The Boston-based 1st U.S. Circuit Court of Appeals ruled that a trial judge wrongly overturned a jury's 2022 verdict finding Jovan Vavic guilty of conspiring to commit federal programs bribery by accepting payments to help wealthy parents' children gain admission to USC as fake athletic recruits.
The judge had set Vavic's conviction aside and ordered a new trial after concluding the prosecution during closing arguments misstated what it needed legally to prove its case, which arose out of the investigation dubbed "Operation Varsity Blues."
But U.S. Circuit Judge Julie Rikelman, writing for a three-judge panel, said that while part of Vavic's conviction could no longer stand following an appellate ruling in a different "Varsity Blues" case, the prosecution's closing arguments were not contrary to the judge's jury instructions on the law.
The ruling opens the door to Vavic being sentenced three years after the jury's verdict. His lawyers did not respond to requests for comment.
He was among dozens of people charged in 2019 in the investigation, which exposed how some wealthy parents went to extreme lengths to secure spots for their children at schools like Yale, Georgetown and USC.
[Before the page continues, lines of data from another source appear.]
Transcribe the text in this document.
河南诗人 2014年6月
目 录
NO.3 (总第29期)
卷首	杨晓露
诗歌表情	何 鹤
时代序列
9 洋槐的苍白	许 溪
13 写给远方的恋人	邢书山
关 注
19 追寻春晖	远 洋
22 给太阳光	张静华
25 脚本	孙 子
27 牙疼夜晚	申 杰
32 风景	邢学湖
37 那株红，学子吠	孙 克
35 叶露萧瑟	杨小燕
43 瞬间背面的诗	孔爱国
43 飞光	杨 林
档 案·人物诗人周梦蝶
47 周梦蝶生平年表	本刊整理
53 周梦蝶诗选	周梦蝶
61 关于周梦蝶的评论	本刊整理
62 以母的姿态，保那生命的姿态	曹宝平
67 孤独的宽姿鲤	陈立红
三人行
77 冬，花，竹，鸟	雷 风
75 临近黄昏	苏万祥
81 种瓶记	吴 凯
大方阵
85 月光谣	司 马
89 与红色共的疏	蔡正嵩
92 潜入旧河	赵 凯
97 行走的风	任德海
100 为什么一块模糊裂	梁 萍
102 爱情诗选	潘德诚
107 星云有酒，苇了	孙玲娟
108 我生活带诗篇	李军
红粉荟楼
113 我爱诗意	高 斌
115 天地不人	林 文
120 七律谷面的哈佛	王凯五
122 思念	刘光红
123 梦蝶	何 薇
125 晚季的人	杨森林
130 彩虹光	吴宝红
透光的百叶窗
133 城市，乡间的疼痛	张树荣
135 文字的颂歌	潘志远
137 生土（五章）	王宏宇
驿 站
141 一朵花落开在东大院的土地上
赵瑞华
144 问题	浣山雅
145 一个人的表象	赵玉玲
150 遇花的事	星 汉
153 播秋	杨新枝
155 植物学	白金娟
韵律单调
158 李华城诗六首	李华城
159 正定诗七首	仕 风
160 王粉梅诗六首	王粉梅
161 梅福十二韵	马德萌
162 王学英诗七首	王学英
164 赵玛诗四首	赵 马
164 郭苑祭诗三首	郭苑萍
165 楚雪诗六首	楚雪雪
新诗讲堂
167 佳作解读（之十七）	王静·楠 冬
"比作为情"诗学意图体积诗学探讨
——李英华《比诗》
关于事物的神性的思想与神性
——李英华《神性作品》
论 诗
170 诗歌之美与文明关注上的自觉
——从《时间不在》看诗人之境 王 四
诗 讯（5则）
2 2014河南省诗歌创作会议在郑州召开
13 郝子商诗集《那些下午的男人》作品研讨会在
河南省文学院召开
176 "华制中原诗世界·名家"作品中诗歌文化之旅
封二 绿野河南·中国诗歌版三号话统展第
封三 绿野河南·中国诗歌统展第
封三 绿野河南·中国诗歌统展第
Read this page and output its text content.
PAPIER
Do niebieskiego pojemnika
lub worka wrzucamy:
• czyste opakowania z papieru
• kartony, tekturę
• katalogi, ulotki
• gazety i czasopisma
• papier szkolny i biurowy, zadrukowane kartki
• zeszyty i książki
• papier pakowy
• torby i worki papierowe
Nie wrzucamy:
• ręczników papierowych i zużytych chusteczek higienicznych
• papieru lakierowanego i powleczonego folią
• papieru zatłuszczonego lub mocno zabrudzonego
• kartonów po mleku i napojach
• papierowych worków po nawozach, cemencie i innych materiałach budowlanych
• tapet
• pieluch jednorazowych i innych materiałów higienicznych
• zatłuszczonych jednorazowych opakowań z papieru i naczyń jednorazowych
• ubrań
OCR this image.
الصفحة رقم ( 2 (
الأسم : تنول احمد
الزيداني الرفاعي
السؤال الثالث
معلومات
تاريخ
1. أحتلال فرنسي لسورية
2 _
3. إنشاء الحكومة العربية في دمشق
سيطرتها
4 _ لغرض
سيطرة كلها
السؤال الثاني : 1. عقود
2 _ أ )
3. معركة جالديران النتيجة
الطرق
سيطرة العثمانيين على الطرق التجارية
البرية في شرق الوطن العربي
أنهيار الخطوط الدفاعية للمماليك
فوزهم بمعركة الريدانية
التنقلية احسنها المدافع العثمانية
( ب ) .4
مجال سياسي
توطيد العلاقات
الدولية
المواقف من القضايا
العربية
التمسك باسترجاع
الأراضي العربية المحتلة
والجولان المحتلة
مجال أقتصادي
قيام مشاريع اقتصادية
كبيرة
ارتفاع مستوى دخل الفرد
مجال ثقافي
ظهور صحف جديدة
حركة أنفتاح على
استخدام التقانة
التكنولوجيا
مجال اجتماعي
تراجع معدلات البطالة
They did so with the help of William "Rick" Singer, a California college admissions consultant who was sentenced in 2023 to 3-1/2 years in prison after admitting he facilitated college entrance exam cheating and helped bribe coaches to secure his clients' children's admission as phony athletes.
More than 50 people, including coaches and parents, pleaded guilty.
Prosecutors claimed that in exchange for more than $200,000, Vavic helped mislead USC admissions officials into believing children of Singer's clients belonged on his championship team.
While prosecutors said some money that Singer paid went toward Vavic's children's private school tuition, another $100,000 went to a USC account used to fund the water polo team.